Jana schildert ihre Welt so plastisch, dass man am liebsten in das Buch hineinkriechen möchte. Man möchte sich gegen den schrecklichen Trainer auflehnen, will ihm trotzen, hat aber doch Angst vor ihm, erkennt die Ausweglosigkeit gegenüber dieser Autoritätsperson. Janas Mutter ist ebenfalls eine sehr emotionsgeladene Figur, und immer wieder habe ich innerlich geschrien ob der Ungerechtigkeit, welche die Heldin erlebt. Ihre Mutter sorgt sich so wenig um ihre Tochter, ist sosehr gefangen in ihrer egozentrischen Welt, dass sie sogar die schreckliche Niederlage Janas als Festtag feiert, da diese Niederlage für sie nur Vorteile birgt, blind gegenüber dem Leid ihres eigenen Kindes.
Selten habe ich mich so intensiv in Figuren einfühlen können, mich so gut mit der Protagonistin identifiziert, sosehr die anderen Charaktere "real" erlebt, es hat mich aufgewühlt und bewegt.
AUFBAU
Das Buch beginnt mit einem klaren Satz: "Wenn ich hier fertig bin, bringe ich sie um". Da MUSS man ja weiterlesen. Man will ja schließlich wissen, wer sie sosehr verärgert hat. Auf neun Seiten erlebt der Leser, wie Jana über den Sportplatz joggt, frustriert, verärgert, gedemütigt, trotzig und willensstark. Schon auf diesen wenigen Seiten fühlt man sich ihr verbunden. Dann sieht sie die Tote. Und das erste Kapitel endet mit dem Satz "Und ich - habe sie umgebracht". Wie sollte man dieses Buch da bitte weglegen können?!?
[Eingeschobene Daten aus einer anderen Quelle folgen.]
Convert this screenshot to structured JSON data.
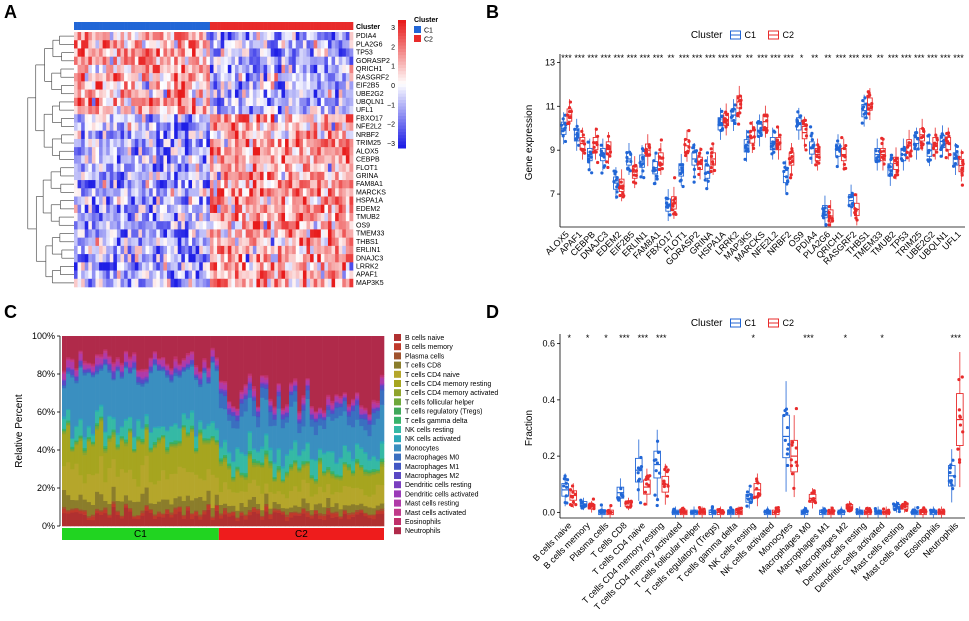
{
  "chart_data": [
    {
      "panel": "A",
      "type": "heatmap",
      "column_annotation_label": "Cluster",
      "legend": {
        "title": "Cluster",
        "entries": [
          "C1",
          "C2"
        ],
        "colors": {
          "C1": "#2166d6",
          "C2": "#e82b2b"
        },
        "color_scale_ticks": [
          "3",
          "2",
          "1",
          "0",
          "−1",
          "−2",
          "−3"
        ],
        "color_low": "#1f1fe6",
        "color_mid": "#ffffff",
        "color_high": "#e81b1b"
      },
      "genes": [
        "PDIA4",
        "PLA2G6",
        "TP53",
        "GORASP2",
        "QRICH1",
        "RASGRF2",
        "EIF2B5",
        "UBE2G2",
        "UBQLN1",
        "UFL1",
        "FBXO17",
        "NFE2L2",
        "NRBF2",
        "TRIM25",
        "ALOX5",
        "CEBPB",
        "FLOT1",
        "GRINA",
        "FAM8A1",
        "MARCKS",
        "HSPA1A",
        "EDEM2",
        "TMUB2",
        "OS9",
        "TMEM33",
        "THBS1",
        "ERLIN1",
        "DNAJC3",
        "LRRK2",
        "APAF1",
        "MAP3K5"
      ],
      "n_samples_C1": 38,
      "n_samples_C2": 40
    },
    {
      "panel": "B",
      "type": "box",
      "legend_title": "Cluster",
      "legend_entries": [
        "C1",
        "C2"
      ],
      "colors": {
        "C1": "#2166d6",
        "C2": "#e82b2b"
      },
      "ylabel": "Gene expression",
      "yticks": [
        "7",
        "9",
        "11",
        "13"
      ],
      "ylim": [
        5.5,
        13.2
      ],
      "categories": [
        "ALOX5",
        "APAF1",
        "CEBPB",
        "DNAJC3",
        "EDEM2",
        "EIF2B5",
        "ERLIN1",
        "FAM8A1",
        "FBXO17",
        "FLOT1",
        "GORASP2",
        "GRINA",
        "HSPA1A",
        "LRRK2",
        "MAP3K5",
        "MARCKS",
        "NFE2L2",
        "NRBF2",
        "OS9",
        "PDIA4",
        "PLA2G6",
        "QRICH1",
        "RASGRF2",
        "THBS1",
        "TMEM33",
        "TMUB2",
        "TP53",
        "TRIM25",
        "UBE2G2",
        "UBQLN1",
        "UFL1"
      ],
      "significance": [
        "***",
        "***",
        "***",
        "***",
        "***",
        "***",
        "***",
        "***",
        "**",
        "***",
        "***",
        "***",
        "***",
        "***",
        "**",
        "***",
        "***",
        "***",
        "*",
        "**",
        "**",
        "***",
        "***",
        "***",
        "**",
        "***",
        "***",
        "***",
        "***",
        "***",
        "***"
      ],
      "medians_C1": [
        10.0,
        9.7,
        8.8,
        8.8,
        7.5,
        8.6,
        8.5,
        8.2,
        6.5,
        8.1,
        8.6,
        8.0,
        10.2,
        10.6,
        9.2,
        9.9,
        9.3,
        7.8,
        10.2,
        9.1,
        6.2,
        9.0,
        6.7,
        10.8,
        8.8,
        8.1,
        8.8,
        9.3,
        9.0,
        9.4,
        8.6
      ],
      "medians_C2": [
        10.6,
        9.3,
        9.3,
        9.1,
        7.4,
        8.0,
        9.0,
        8.6,
        6.6,
        9.2,
        8.4,
        8.6,
        10.4,
        11.2,
        9.6,
        10.3,
        9.3,
        8.6,
        9.8,
        8.8,
        6.0,
        8.8,
        6.3,
        11.1,
        8.8,
        8.4,
        9.2,
        9.7,
        9.3,
        9.3,
        8.3
      ]
    },
    {
      "panel": "C",
      "type": "stacked-bar",
      "ylabel": "Relative Percent",
      "yticks": [
        "0%",
        "20%",
        "40%",
        "60%",
        "80%",
        "100%"
      ],
      "groups": [
        {
          "name": "C1",
          "color": "#21d421"
        },
        {
          "name": "C2",
          "color": "#ee1c1c"
        }
      ],
      "n_samples_C1": 38,
      "n_samples_C2": 40,
      "cell_types": [
        "B cells naive",
        "B cells memory",
        "Plasma cells",
        "T cells CD8",
        "T cells CD4 naive",
        "T cells CD4 memory resting",
        "T cells CD4 memory activated",
        "T cells follicular helper",
        "T cells regulatory (Tregs)",
        "T cells gamma delta",
        "NK cells resting",
        "NK cells activated",
        "Monocytes",
        "Macrophages M0",
        "Macrophages M1",
        "Macrophages M2",
        "Dendritic cells resting",
        "Dendritic cells activated",
        "Mast cells resting",
        "Mast cells activated",
        "Eosinophils",
        "Neutrophils"
      ],
      "colors": [
        "#b03030",
        "#c0392b",
        "#a0522d",
        "#8b7d2b",
        "#b5a62b",
        "#a6a51f",
        "#8fa32b",
        "#6ea83a",
        "#3fa85a",
        "#37b36a",
        "#35b9a5",
        "#2aa9b8",
        "#3a8fc0",
        "#3a6fc0",
        "#4257c4",
        "#5a49c4",
        "#7a3fc0",
        "#9a3ab8",
        "#b03aa8",
        "#c03a8a",
        "#c0306a",
        "#b02a4a"
      ],
      "mean_C1": [
        0.07,
        0.02,
        0.01,
        0.07,
        0.16,
        0.18,
        0.01,
        0.01,
        0.005,
        0.01,
        0.07,
        0.01,
        0.28,
        0.01,
        0.005,
        0.02,
        0.005,
        0.005,
        0.03,
        0.01,
        0.01,
        0.14
      ],
      "mean_C2": [
        0.06,
        0.02,
        0.01,
        0.04,
        0.09,
        0.1,
        0.01,
        0.01,
        0.005,
        0.01,
        0.08,
        0.01,
        0.2,
        0.06,
        0.005,
        0.02,
        0.005,
        0.005,
        0.02,
        0.01,
        0.01,
        0.35
      ]
    },
    {
      "panel": "D",
      "type": "box",
      "legend_title": "Cluster",
      "legend_entries": [
        "C1",
        "C2"
      ],
      "colors": {
        "C1": "#2166d6",
        "C2": "#e82b2b"
      },
      "ylabel": "Fraction",
      "yticks": [
        "0.0",
        "0.2",
        "0.4",
        "0.6"
      ],
      "ylim": [
        -0.02,
        0.62
      ],
      "categories": [
        "B cells naive",
        "B cells memory",
        "Plasma cells",
        "T cells CD8",
        "T cells CD4 naive",
        "T cells CD4 memory resting",
        "T cells CD4 memory activated",
        "T cells follicular helper",
        "T cells regulatory (Tregs)",
        "T cells gamma delta",
        "NK cells resting",
        "NK cells activated",
        "Monocytes",
        "Macrophages M0",
        "Macrophages M1",
        "Macrophages M2",
        "Dendritic cells resting",
        "Dendritic cells activated",
        "Mast cells resting",
        "Mast cells activated",
        "Eosinophils",
        "Neutrophils"
      ],
      "significance": [
        "*",
        "*",
        "*",
        "***",
        "***",
        "***",
        "",
        "",
        "",
        "",
        "*",
        "",
        "",
        "***",
        "",
        "*",
        "",
        "*",
        "",
        "",
        "",
        "***"
      ],
      "medians_C1": [
        0.08,
        0.03,
        0.0,
        0.07,
        0.15,
        0.17,
        0.0,
        0.0,
        0.0,
        0.0,
        0.05,
        0.0,
        0.27,
        0.0,
        0.0,
        0.0,
        0.0,
        0.0,
        0.02,
        0.0,
        0.0,
        0.13
      ],
      "medians_C2": [
        0.06,
        0.02,
        0.0,
        0.03,
        0.09,
        0.1,
        0.0,
        0.0,
        0.0,
        0.0,
        0.08,
        0.0,
        0.2,
        0.05,
        0.0,
        0.02,
        0.0,
        0.0,
        0.02,
        0.0,
        0.0,
        0.33
      ]
    }
  ],
  "panel_labels": [
    "A",
    "B",
    "C",
    "D"
  ]
}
Im nächsten Kapitel springt die Geschichte drei Wochen in die Vergangenheit. Jana erzählt, wie sie an die Schule kam, erzählt von den Trainings, dem Schulunterricht, der Theatergruppe, dem Mobbing durch die Mitschüler, und insbesondere von ihrer Freundschaft zu Melanie. Den Leser treibt die Frage, wie all dies zum Mord an Melanie geführt haben könnte und warum Jana Schuld daran trägt oder zu tragen glaubt. Und dann im letzten Teil ist Jana in der Gegenwart angekommen, der Leser versucht mit ihr die Hintergründe der Tat offenzulegen.
Und zwischen einzelnen Abschnitten finden sich gelegentlich Einschübe, geschrieben aus der Ich-Perspektive des Täters. Er platziert die Figuren wie Billardkugeln auf dem Spieltisch, stößt an, die Kugeln kommen ins Rollen, er beobachtet den Verlauf, man erahnt, dass er auf ein schreckliches Ende steuert, fragt sich während des Lesens immer wieder, wer diese Person sein könnte. Es gibt mehrere Verdächtige, aber wer von ihnen hätte wirklich einen Grund?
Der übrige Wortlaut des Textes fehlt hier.